The steps section list every step required for the workflow. These steps are loaded into the workflow in the order presented. Generally speaking, these steps should be combined within workflow to create an end-to-end-workflow. In the above example, 1) parse_manifest parses the user-provided manifest, 2) manifest_to_alns loads the FASTQs, performs trimming, and aligns FASTQs to the reference, 3) alns_to_procd_alns performs any alignment sanitization, and 4) alns_to_germ_vars performed germline variant calling.

references

The references section consists of all references required for running the workflow.

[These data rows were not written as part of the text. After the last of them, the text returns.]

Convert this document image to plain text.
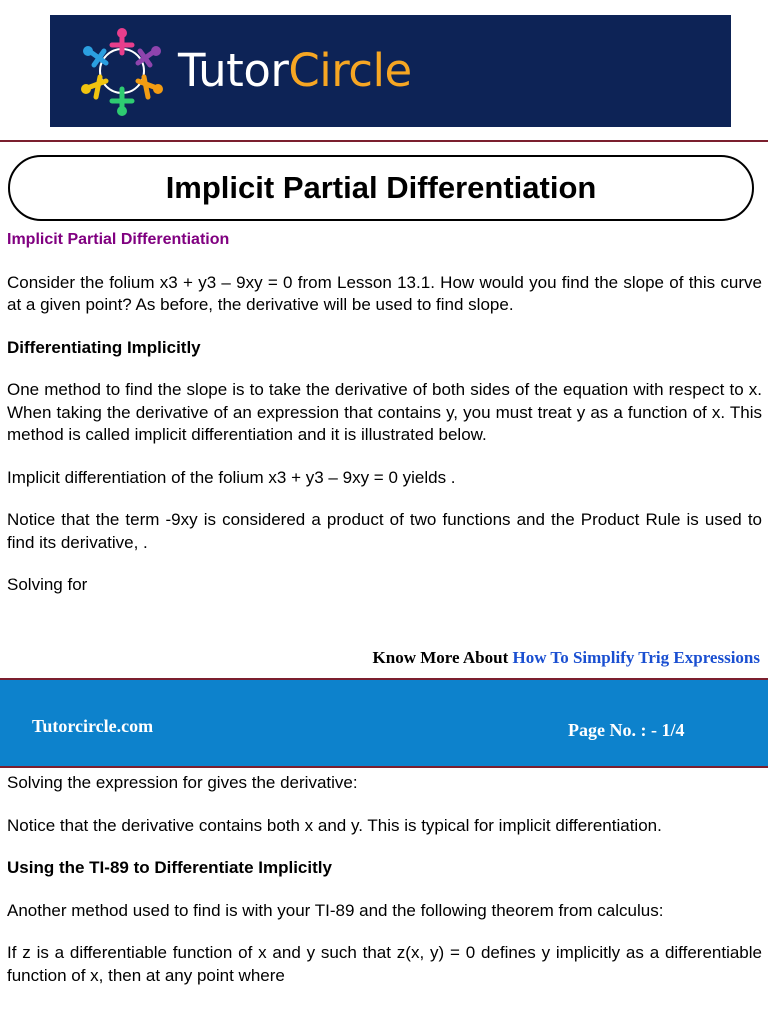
TutorCircle
Implicit Partial Differentiation

Implicit Partial Differentiation

Consider the folium x3 + y3 – 9xy = 0 from Lesson 13.1. How would you find the slope of this curve at a given point? As before, the derivative will be used to find slope.

Differentiating Implicitly

One method to find the slope is to take the derivative of both sides of the equation with respect to x. When taking the derivative of an expression that contains y, you must treat y as a function of x. This method is called implicit differentiation and it is illustrated below.

Implicit differentiation of the folium x3 + y3 – 9xy = 0 yields .

Notice that the term -9xy is considered a product of two functions and the Product Rule is used to find its derivative, .

Solving for

Know More About How To Simplify Trig Expressions
Tutorcircle.com	Page No. : - 1/4

Solving the expression for gives the derivative:

Notice that the derivative contains both x and y. This is typical for implicit differentiation.

Using the TI-89 to Differentiate Implicitly

Another method used to find is with your TI-89 and the following theorem from calculus:

If z is a differentiable function of x and y such that z(x, y) = 0 defines y implicitly as a differentiable function of x, then at any point where
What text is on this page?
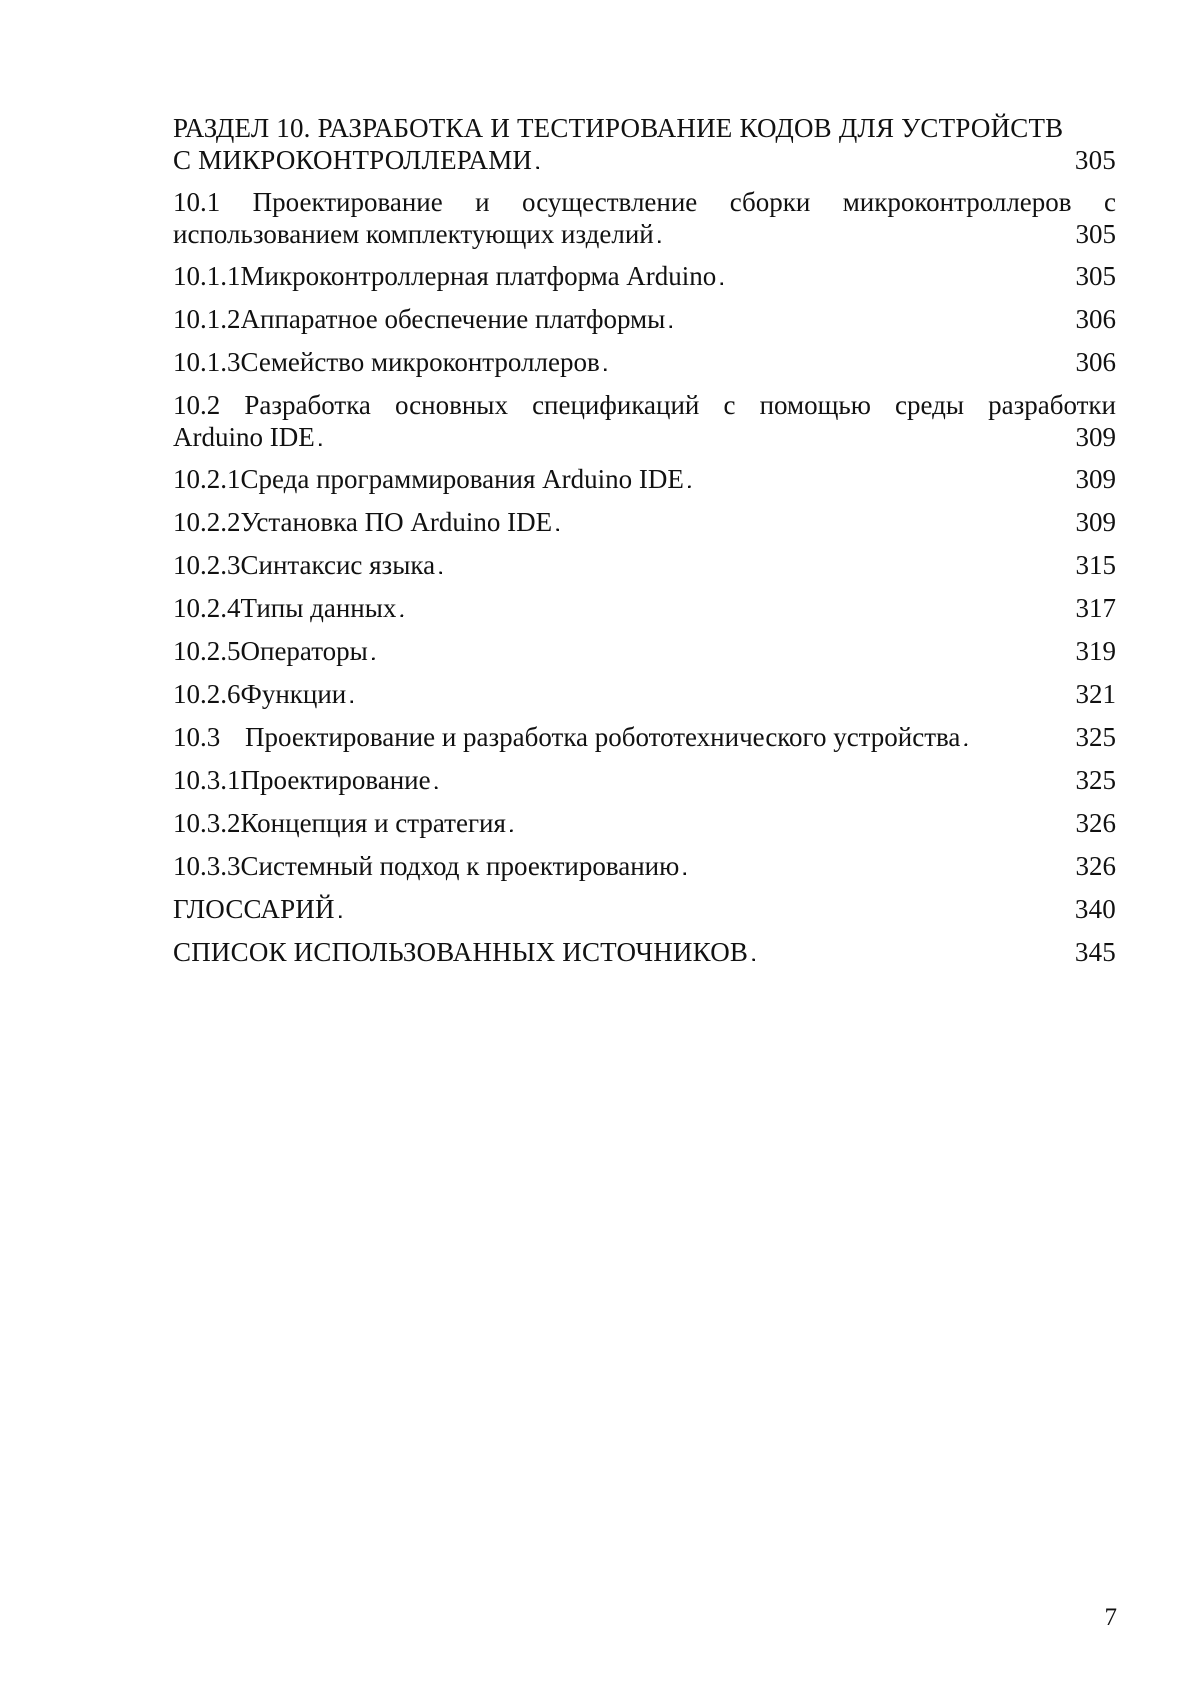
РАЗДЕЛ 10. РАЗРАБОТКА И ТЕСТИРОВАНИЕ КОДОВ ДЛЯ УСТРОЙСТВ
С МИКРОКОНТРОЛЛЕРАМИ . . .	305
10.1 Проектирование и осуществление сборки микроконтроллеров с
использованием комплектующих изделий . . .	305
10.1.1 Микроконтроллерная платформа Arduino . . .	305
10.1.2 Аппаратное обеспечение платформы . . .	306
10.1.3 Семейство микроконтроллеров . . .	306
10.2 Разработка основных спецификаций с помощью среды разработки
Arduino IDE . . .	309
10.2.1 Среда программирования Arduino IDE . . .	309
10.2.2 Установка ПО Arduino IDE . . .	309
10.2.3 Синтаксис языка . . .	315
10.2.4 Типы данных . . .	317
10.2.5 Операторы . . .	319
10.2.6 Функции . . .	321
10.3 Проектирование и разработка робототехнического устройства . . .	325
10.3.1 Проектирование . . .	325
10.3.2 Концепция и стратегия . . .	326
10.3.3 Системный подход к проектированию . . .	326
ГЛОССАРИЙ . . .	340
СПИСОК ИСПОЛЬЗОВАННЫХ ИСТОЧНИКОВ . . .	345
7
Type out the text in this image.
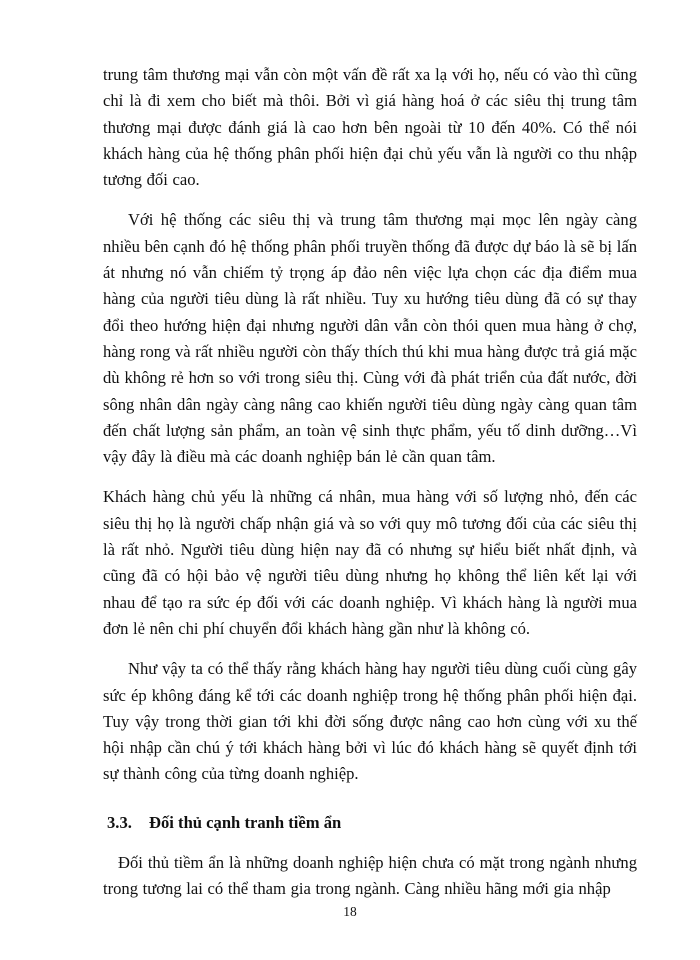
trung tâm thương mại vẫn còn một vấn đề rất xa lạ với họ, nếu có vào thì cũng chỉ là đi xem cho biết mà thôi. Bởi vì giá hàng hoá ở các siêu thị trung tâm thương mại được đánh giá là cao hơn bên ngoài từ 10 đến 40%. Có thể nói khách hàng của hệ thống phân phối hiện đại chủ yếu vẫn là người co thu nhập tương đối cao.

Với hệ thống các siêu thị và trung tâm thương mại mọc lên ngày càng nhiều bên cạnh đó hệ thống phân phối truyền thống đã được dự báo là sẽ bị lấn át nhưng nó vẫn chiếm tỷ trọng áp đảo nên việc lựa chọn các địa điểm mua hàng của người tiêu dùng là rất nhiều. Tuy xu hướng tiêu dùng đã có sự thay đổi theo hướng hiện đại nhưng người dân vẫn còn thói quen mua hàng ở chợ, hàng rong và rất nhiều người còn thấy thích thú khi mua hàng được trả giá mặc dù không rẻ hơn so với trong siêu thị. Cùng với đà phát triển của đất nước, đời sông nhân dân ngày càng nâng cao khiến người tiêu dùng ngày càng quan tâm đến chất lượng sản phẩm, an toàn vệ sinh thực phẩm, yếu tố dinh dưỡng…Vì vậy đây là điều mà các doanh nghiệp bán lẻ cần quan tâm.

Khách hàng chủ yếu là những cá nhân, mua hàng với số lượng nhỏ, đến các siêu thị họ là người chấp nhận giá và so với quy mô tương đối của các siêu thị là rất nhỏ. Người tiêu dùng hiện nay đã có nhưng sự hiểu biết nhất định, và cũng đã có hội bảo vệ người tiêu dùng nhưng họ không thể liên kết lại với nhau để tạo ra sức ép đối với các doanh nghiệp. Vì khách hàng là người mua đơn lẻ nên chi phí chuyển đổi khách hàng gần như là không có.

Như vậy ta có thể thấy rằng khách hàng hay người tiêu dùng cuối cùng gây sức ép không đáng kể tới các doanh nghiệp trong hệ thống phân phối hiện đại. Tuy vậy trong thời gian tới khi đời sống được nâng cao hơn cùng với xu thế hội nhập cần chú ý tới khách hàng bởi vì lúc đó khách hàng sẽ quyết định tới sự thành công của từng doanh nghiệp.

3.3.	Đối thủ cạnh tranh tiềm ẩn

Đối thủ tiềm ẩn là những doanh nghiệp hiện chưa có mặt trong ngành nhưng trong tương lai có thể tham gia trong ngành. Càng nhiều hãng mới gia nhập

18
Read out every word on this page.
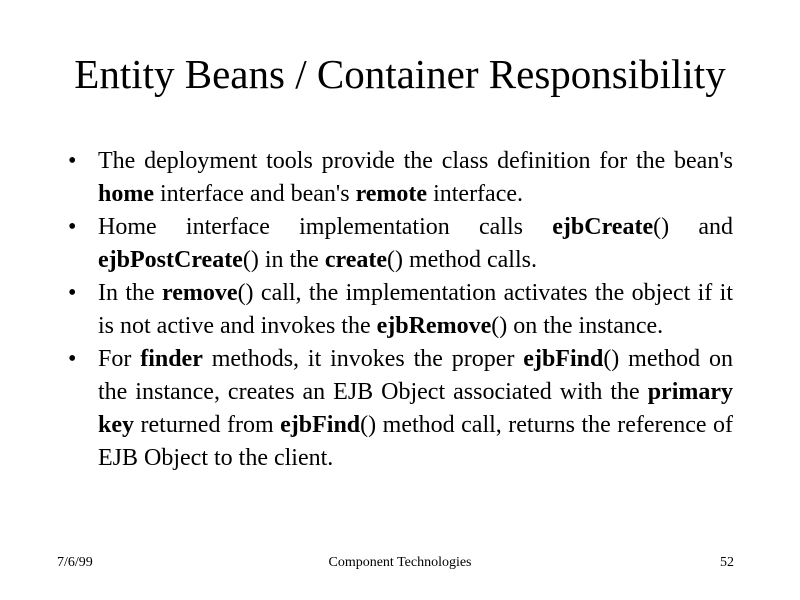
Entity Beans / Container Responsibility
• The deployment tools provide the class definition for the bean's home interface and bean's remote interface.
• Home interface implementation calls ejbCreate() and ejbPostCreate() in the create() method calls.
• In the remove() call, the implementation activates the object if it is not active and invokes the ejbRemove() on the instance.
• For finder methods, it invokes the proper ejbFind() method on the instance, creates an EJB Object associated with the primary key returned from ejbFind() method call, returns the reference of EJB Object to the client.
7/6/99	Component Technologies	52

URLs can be provided if available. References that are not available for external sources are assumed to be available in the RAFT global references/ directory (raft/references/).

references_postproc

The references_postproc section includes any postprocessing steps that should be performed to references after downloading them. In the above example, Homo_sapiens_assembly38.dbsnp138.vcf is compressed with bgzip after downloading. Note that this functionality can be used to run bash on scripts that downloads or generates references as well (see the lens workflow for an example).

find_and_replace

The find_and_replace section provides instructions for finding strings within the main.nf files and replacing them with the provided text. RAFT provides placeholder variables in CAPITAL LETTERS when creating a workflow. These variables are expected to be changed by the user prior to running the workflow. The find_and_replace section effectively automates this variable replacement, removing the burden from the end user.

In the example above, we can see that the line

manifest_to_alns(
  MANIFEST

will be replaced with

manifest_to_alns(
  parse_manifest.out.manifest

Unfortunately, getting the find and replace string correct may take a bit of trial and error.